By Richard Friedman,
BJF Executive Director
The Internet works in mysterious ways.
With so much bad news posted in general — and countless complex stories about Jewish issues and Israel, in particular — I decided to do something the other day that I do every so often. I Googled “Alabama-Jews-Jewish-Israel.” I never know what’s going to come up when I do.
Sometimes it’s national and international stories that have appeared on Alabama websites, sometimes it’s just an announcement of a Jewish/Israel-related event somewhere in our state. But once in a while a gem comes up and that happened this time.

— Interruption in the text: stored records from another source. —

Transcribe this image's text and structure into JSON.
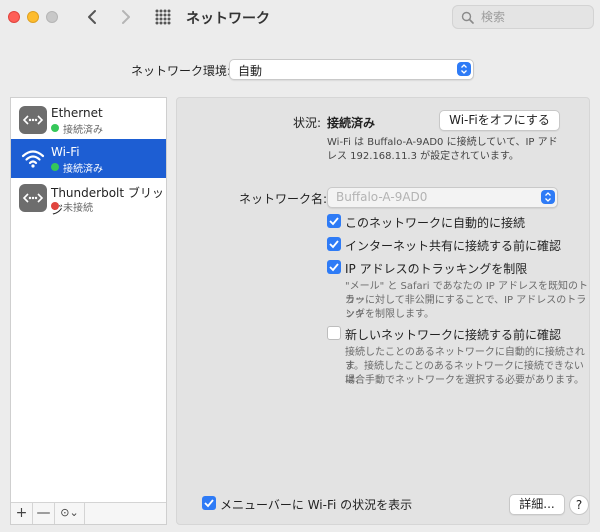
{
  "window": {
    "title": "ネットワーク",
    "search_placeholder": "検索"
  },
  "location": {
    "label": "ネットワーク環境:",
    "value": "自動"
  },
  "services": [
    {
      "name": "Ethernet",
      "status": "接続済み",
      "status_color": "#35c759",
      "icon": "ethernet-icon"
    },
    {
      "name": "Wi-Fi",
      "status": "接続済み",
      "status_color": "#35c759",
      "icon": "wifi-icon"
    },
    {
      "name": "Thunderbolt ブリッジ",
      "status": "未接続",
      "status_color": "#e0443e",
      "icon": "thunderbolt-bridge-icon"
    }
  ],
  "sidebar_tools": {
    "add": "+",
    "remove": "—",
    "action": "⊙⌄"
  },
  "detail": {
    "status_label": "状況:",
    "status_value": "接続済み",
    "toggle_button": "Wi-Fiをオフにする",
    "status_desc_1": "Wi-Fi は Buffalo-A-9AD0 に接続していて、IP アド",
    "status_desc_2": "レス 192.168.11.3 が設定されています。",
    "network_name_label": "ネットワーク名:",
    "network_name_value": "Buffalo-A-9AD0",
    "options": [
      {
        "label": "このネットワークに自動的に接続",
        "checked": true
      },
      {
        "label": "インターネット共有に接続する前に確認",
        "checked": true
      },
      {
        "label": "IP アドレスのトラッキングを制限",
        "checked": true
      }
    ],
    "tracking_desc_1": "\"メール\" と Safari であなたの IP アドレスを既知のトラッ",
    "tracking_desc_2": "カーに対して非公開にすることで、IP アドレスのトラッキ",
    "tracking_desc_3": "ングを制限します。",
    "ask_join_label": "新しいネットワークに接続する前に確認",
    "ask_join_checked": false,
    "ask_desc_1": "接続したことのあるネットワークに自動的に接続されま",
    "ask_desc_2": "す。接続したことのあるネットワークに接続できない場合",
    "ask_desc_3": "は、手動でネットワークを選択する必要があります。",
    "menubar_label": "メニューバーに Wi-Fi の状況を表示",
    "menubar_checked": true,
    "advanced_button": "詳細...",
    "help_button": "?"
  },
  "colors": {
    "accent": "#2e7bf6",
    "selection": "#1d5ed3"
  }
}
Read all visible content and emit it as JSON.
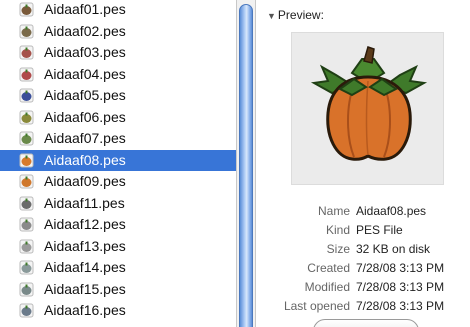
{
  "files": [
    {
      "name": "Aidaaf01.pes",
      "icon": "pes-thumbnail-icon",
      "color": "#7a5a3a"
    },
    {
      "name": "Aidaaf02.pes",
      "icon": "pes-thumbnail-icon",
      "color": "#7a6a4a"
    },
    {
      "name": "Aidaaf03.pes",
      "icon": "pes-thumbnail-icon",
      "color": "#a5514a"
    },
    {
      "name": "Aidaaf04.pes",
      "icon": "pes-thumbnail-icon",
      "color": "#b04a4a"
    },
    {
      "name": "Aidaaf05.pes",
      "icon": "pes-thumbnail-icon",
      "color": "#3a4f9a"
    },
    {
      "name": "Aidaaf06.pes",
      "icon": "pes-thumbnail-icon",
      "color": "#8a8a3a"
    },
    {
      "name": "Aidaaf07.pes",
      "icon": "pes-thumbnail-icon",
      "color": "#6a8a4a"
    },
    {
      "name": "Aidaaf08.pes",
      "icon": "pes-thumbnail-icon",
      "color": "#d87a2a"
    },
    {
      "name": "Aidaaf09.pes",
      "icon": "pes-thumbnail-icon",
      "color": "#d0782c"
    },
    {
      "name": "Aidaaf11.pes",
      "icon": "pes-thumbnail-icon",
      "color": "#6a6a6a"
    },
    {
      "name": "Aidaaf12.pes",
      "icon": "pes-thumbnail-icon",
      "color": "#8a8a8a"
    },
    {
      "name": "Aidaaf13.pes",
      "icon": "pes-thumbnail-icon",
      "color": "#9a9a9a"
    },
    {
      "name": "Aidaaf14.pes",
      "icon": "pes-thumbnail-icon",
      "color": "#8a9a9a"
    },
    {
      "name": "Aidaaf15.pes",
      "icon": "pes-thumbnail-icon",
      "color": "#7a8a8a"
    },
    {
      "name": "Aidaaf16.pes",
      "icon": "pes-thumbnail-icon",
      "color": "#6a7a8a"
    }
  ],
  "selected_index": 7,
  "preview": {
    "header": "Preview:",
    "info": [
      {
        "key": "Name",
        "value": "Aidaaf08.pes"
      },
      {
        "key": "Kind",
        "value": "PES File"
      },
      {
        "key": "Size",
        "value": "32 KB on disk"
      },
      {
        "key": "Created",
        "value": "7/28/08 3:13 PM"
      },
      {
        "key": "Modified",
        "value": "7/28/08 3:13 PM"
      },
      {
        "key": "Last opened",
        "value": "7/28/08 3:13 PM"
      }
    ]
  },
  "colors": {
    "selection": "#3875d7",
    "pumpkin": "#d9722a",
    "leaf": "#3f7a2a"
  }
}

What came up on my screen was a story headlined, “Alabama Christian is Madison’s kosher king.” At first glance, I thought it was about someone cooking kosher food in the northern Alabama town of Madison. But then I read more, to my delight.
The story was actually about Madison, Wisconsin, home of the University of Wisconsin and the state’s capital. The article began with this: “Executive Chef Jason Kierce (pictured above) may be a Christian from Alabama, but if you’re looking for glatt kosher cooking or a large, luscious matzo ball about the size of a baseball, he’s your man.” (Glatt kosher often refers to strict adherence to Jewish dietary laws.)
The story turned out to be a wonderful feature from the Wisconsin Jewish Chronicle on Kierce, who is from Birmingham. “He runs the only kosher-certified restaurant in the state capital, effortlessly salting conversation about his work with words like ‘hametz’ and ‘hechsher.’ Hametz refers to food you can’t eat on Passover. Hechsher refers to the mark of rabbinical approval, like the circle around a ‘u’ that’s placed on some foods.”
“If there’s anything else you need to know, just ask Kierce, who started cooking kosher in 2015 and later that year took the helm here at Adamah Neighborhood Table. The restaurant is mere steps away from…Madison Hillel,” the story continued, referring to a center for Jewish students.
“Having grown up in Birmingham, Alabama, earned a master’s in business administration, and worked in some of Madison’s fine restaurants, he admits he knew little about Judaism,” the story explained as it tells more about Kierce becoming a kosher chef.